Major John Penrice (Great Yarmouth, 5 December 1818 – 1892) was a British soldier, photographer, and the author of an English glossary of the Quran (1873) based on the edition of Gustav Leberecht Flügel (1834).

==Biography==
His father John Penrice Sr. (1787–1844) was a captain in the King's 15th Hussars. He had young brothers and sisters including, Thomas Penrice of Kilvrough (b. 1820), Captain Herbert Newton Penrice of the Royal Engineers whose tunnelling machine was used during the Crimean War. and Rev. Charles Berners Penrice.

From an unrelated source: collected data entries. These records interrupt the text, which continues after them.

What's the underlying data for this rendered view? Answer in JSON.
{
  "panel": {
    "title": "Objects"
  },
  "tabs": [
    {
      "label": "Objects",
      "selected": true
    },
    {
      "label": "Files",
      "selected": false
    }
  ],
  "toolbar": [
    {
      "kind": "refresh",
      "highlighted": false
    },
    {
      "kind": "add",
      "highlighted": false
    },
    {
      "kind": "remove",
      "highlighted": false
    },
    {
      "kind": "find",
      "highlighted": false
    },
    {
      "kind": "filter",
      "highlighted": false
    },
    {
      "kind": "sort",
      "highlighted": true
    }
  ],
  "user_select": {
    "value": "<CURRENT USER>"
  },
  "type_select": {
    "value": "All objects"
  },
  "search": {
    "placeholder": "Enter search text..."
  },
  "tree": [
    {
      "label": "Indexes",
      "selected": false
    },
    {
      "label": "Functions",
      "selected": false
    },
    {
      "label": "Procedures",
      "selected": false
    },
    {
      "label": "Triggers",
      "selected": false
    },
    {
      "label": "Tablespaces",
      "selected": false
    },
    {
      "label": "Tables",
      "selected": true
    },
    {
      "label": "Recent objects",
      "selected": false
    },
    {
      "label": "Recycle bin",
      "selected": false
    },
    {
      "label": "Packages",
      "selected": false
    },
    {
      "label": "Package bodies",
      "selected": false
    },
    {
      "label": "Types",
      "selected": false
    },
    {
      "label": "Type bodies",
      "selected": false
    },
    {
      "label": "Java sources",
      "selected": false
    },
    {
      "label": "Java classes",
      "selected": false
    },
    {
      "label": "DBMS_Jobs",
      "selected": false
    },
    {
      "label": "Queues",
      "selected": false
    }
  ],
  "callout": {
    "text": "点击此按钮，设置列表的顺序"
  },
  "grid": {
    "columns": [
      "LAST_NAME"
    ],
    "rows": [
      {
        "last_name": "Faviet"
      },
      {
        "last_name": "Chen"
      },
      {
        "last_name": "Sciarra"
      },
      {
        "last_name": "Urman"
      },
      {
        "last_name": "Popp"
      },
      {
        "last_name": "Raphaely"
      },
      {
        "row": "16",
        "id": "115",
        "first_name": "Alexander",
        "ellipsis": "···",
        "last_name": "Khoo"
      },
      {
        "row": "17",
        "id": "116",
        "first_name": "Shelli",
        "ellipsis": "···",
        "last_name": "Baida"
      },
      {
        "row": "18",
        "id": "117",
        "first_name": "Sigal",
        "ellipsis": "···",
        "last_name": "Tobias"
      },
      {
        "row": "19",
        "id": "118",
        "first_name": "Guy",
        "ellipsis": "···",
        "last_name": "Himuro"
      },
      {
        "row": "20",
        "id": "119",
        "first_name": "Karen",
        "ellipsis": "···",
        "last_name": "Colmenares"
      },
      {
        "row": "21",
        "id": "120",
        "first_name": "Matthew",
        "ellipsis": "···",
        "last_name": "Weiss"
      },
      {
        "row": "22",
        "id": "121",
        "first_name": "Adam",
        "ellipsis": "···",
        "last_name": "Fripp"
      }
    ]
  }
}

A captain, then major (1855) in the Norfolk Artillery Militia, Penrice exhibited calotypes and waxed-paper architectural and landscape views in the 1854 and 1855 Photographic Society exhibitions in London and in the 1855 London Photographic Institution exhibition. His work after that was in collodion. It is said, he had "a complex character, Penrice eventually became a justice of the peace in Norfolk. In 1844, on the death of his father, he sent twenty-five major paintings from Wilton House, the family home near Yarmouth in Norfolk, to Messrs Christie and Manson. Some of these are in the National Gallery, London, and The Metropolitan Museum of Art, New York. In 1861 he published The Valley of the Nile, a series of one hundred stereoscopic views taken in Egypt and Nubia. Although Penrice’s photographs are now virtually unknown, his Dictionary and Glossary of the Koran first published in 1873 is a substantial piece of scholarship". Penrice served in Egypt and Nubia with British troops, his Dictionary and Glossary of the Koran is supposed to be an authoritative work of its kind. In the past 150 years multiple editions of the lexicon have been published.